O Hóspede Indesejado

A casa daquele homem era muito agradável e arejada, com as portas e janelas sempre destrancadas. Em uma tarde, enquanto descansava, alguém bateu à porta...

- Quem bate?

- É o Medo... Preciso conversar com você.

O homem não conhecia Medo nenhum; nenhum parente, amigo, vizinho, ninguém com aquele nome em suas relações... deveria ser algum vendedor, cobrador não era, pois estava com todas as suas contas em dia.  Correu então até a porta, e a trancou.

- Vá embora Medo, não te conheço, estou ocupado, e não quero comprar nada.

No dia seguinte, na parte da manhã, o homem ouviu batidas na porta dos fundos.

- Quem bate na minha porta?

- É o  Medo... Preciso muito trocar algumas palavras com você.

- Não é possível isso - falou o homem - já lhe disse para ir embora da minha casa, não quero conversar com você; não te conheço, não estou disponível para conversa fiada, suma de minha residência.

Muito aborrecido, dirigiu-se à porta dos fundos e a trancou também.
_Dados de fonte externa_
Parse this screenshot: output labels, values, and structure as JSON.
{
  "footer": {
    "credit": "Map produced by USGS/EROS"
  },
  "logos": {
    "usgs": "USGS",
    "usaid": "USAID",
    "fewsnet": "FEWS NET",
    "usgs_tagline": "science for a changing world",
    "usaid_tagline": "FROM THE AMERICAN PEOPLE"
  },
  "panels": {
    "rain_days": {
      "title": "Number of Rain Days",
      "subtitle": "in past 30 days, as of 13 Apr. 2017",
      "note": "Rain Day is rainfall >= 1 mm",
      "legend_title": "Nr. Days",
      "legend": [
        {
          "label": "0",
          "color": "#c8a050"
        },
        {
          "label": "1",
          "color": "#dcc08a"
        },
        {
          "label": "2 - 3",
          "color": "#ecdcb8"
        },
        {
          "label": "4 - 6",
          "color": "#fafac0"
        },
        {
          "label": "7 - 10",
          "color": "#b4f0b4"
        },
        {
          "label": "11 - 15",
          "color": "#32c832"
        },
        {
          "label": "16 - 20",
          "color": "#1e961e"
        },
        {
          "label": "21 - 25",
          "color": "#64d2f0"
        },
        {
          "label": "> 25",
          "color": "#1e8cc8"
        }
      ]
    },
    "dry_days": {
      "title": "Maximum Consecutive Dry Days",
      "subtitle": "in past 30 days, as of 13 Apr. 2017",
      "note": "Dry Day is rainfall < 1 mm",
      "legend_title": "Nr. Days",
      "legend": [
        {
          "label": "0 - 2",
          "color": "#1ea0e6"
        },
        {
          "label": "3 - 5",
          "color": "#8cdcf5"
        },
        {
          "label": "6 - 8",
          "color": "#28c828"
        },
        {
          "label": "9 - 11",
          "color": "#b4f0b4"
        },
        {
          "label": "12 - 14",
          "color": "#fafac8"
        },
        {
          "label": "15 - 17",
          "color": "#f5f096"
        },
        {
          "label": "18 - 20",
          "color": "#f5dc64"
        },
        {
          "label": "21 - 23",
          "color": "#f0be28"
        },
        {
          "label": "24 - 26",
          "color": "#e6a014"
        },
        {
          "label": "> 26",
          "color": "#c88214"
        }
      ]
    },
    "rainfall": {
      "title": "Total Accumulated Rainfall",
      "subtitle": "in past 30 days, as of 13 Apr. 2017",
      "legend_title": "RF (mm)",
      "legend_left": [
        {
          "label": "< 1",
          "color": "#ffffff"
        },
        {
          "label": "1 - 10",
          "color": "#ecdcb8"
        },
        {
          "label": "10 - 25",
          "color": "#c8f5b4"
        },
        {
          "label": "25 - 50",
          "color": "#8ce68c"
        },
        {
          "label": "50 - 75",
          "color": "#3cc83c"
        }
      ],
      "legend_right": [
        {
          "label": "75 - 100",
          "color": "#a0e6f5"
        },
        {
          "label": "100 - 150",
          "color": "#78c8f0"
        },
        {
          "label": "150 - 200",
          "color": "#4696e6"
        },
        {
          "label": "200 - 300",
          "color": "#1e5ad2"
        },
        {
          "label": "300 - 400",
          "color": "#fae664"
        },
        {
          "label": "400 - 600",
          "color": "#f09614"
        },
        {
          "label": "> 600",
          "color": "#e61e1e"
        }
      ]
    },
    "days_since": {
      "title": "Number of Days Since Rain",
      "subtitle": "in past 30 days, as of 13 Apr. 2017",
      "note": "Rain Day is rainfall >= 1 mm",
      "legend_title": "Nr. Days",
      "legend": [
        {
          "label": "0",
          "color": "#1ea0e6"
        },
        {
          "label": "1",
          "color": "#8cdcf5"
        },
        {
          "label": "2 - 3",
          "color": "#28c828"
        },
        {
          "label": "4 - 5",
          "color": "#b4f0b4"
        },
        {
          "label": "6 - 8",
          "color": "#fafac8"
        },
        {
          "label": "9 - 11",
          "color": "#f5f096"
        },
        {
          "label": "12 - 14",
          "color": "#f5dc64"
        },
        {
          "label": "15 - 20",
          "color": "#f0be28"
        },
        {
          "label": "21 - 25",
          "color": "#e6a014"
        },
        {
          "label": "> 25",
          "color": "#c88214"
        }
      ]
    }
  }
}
Assim foi durante toda aquela semana; o Medo chegava e batia, e o homem pouco a pouco foi fechando todas as portas, janelas, basculantes, cortinas, persianas... de forma que, algum tempo depois, todas as entradas de sua casa estavam completamente fechadas, e ele lá dentro, completamente isolado do mundo exterior, bem como, segundo o seu entendimento, definitivamente livre daquele inconveniente Medo.

Durante muito tempo o Medo não bateu mais; sentia-se agora aquele homem bastante seguro, tudo muito bem trancado, vivia com relativa tranquilidade, fechado em sua casa, transformada por ele mesmo, em uma inexpugnável fortaleza de sua pseudo segurança.

Numa noite com chuva, fortes ventanias, raios e trovoadas ele ouviu novamente a batida...

- Quem bate?

- Sou eu homem de Deus, o Medo...

Completamente confiante no interior de sua cidadela, percebendo que o Medo não conseguiria entrar de forma nenhuma, fazendo mesmo troça, indagou dele mais uma vez...

- Senhor Medo... você deve ser mesmo um tolo, ou quem sabe um louco. Bater à minha porta numa noite como esta. O que você afinal de contas deseja tanto de mim?

- Desejo simplesmente sair...

- Sair de onde?

- Sair da fortaleza de isolamento onde me encontro, a fim de conversarmos.

O homem achou que o Medo estivesse blefando com ele; não poderia jamais ter entrado, a casa estava muito bem fechada.

- Onde fica esta tal fortaleza Medo?

- Fica onde sempre esteve Senhor... desde o princípio, desde o dia do seu nascimento...

- Por favor Medo, pare de rasgar seda e seja direto: Onde você está afinal de contas?

- Estou dentro de você Senhor, e desejo muito sair.

Grande foi o espanto daquele homem, trancado dentro de sua própria casa, sem nenhum contato com o mundo exterior, completamente isolado naquela noite tão escura, sentindo algo pavoroso e paralisante, não tendo mesmo a quem recorrer, não conseguindo mesmo fugir... fugir daquele sentimento, fugir do seu próprio medo.

Naquela noite fria e chuvosa, imenso foi o seu desamparo, infinita foi a sua dor, chorando solitariamente em um canto de sua própria casa, tendo a consciência, finalmente, de que era ele o carcereiro e ao mesmo tempo o prisioneiro de seu próprio e desconhecido medo.

Comentários

  1. Querido Agricultor Urbano, hoje você conseguiu se superar! Fluidez e clareza para explicar de modo lúdico, um momento crucial do autoconhecimento! Bravo!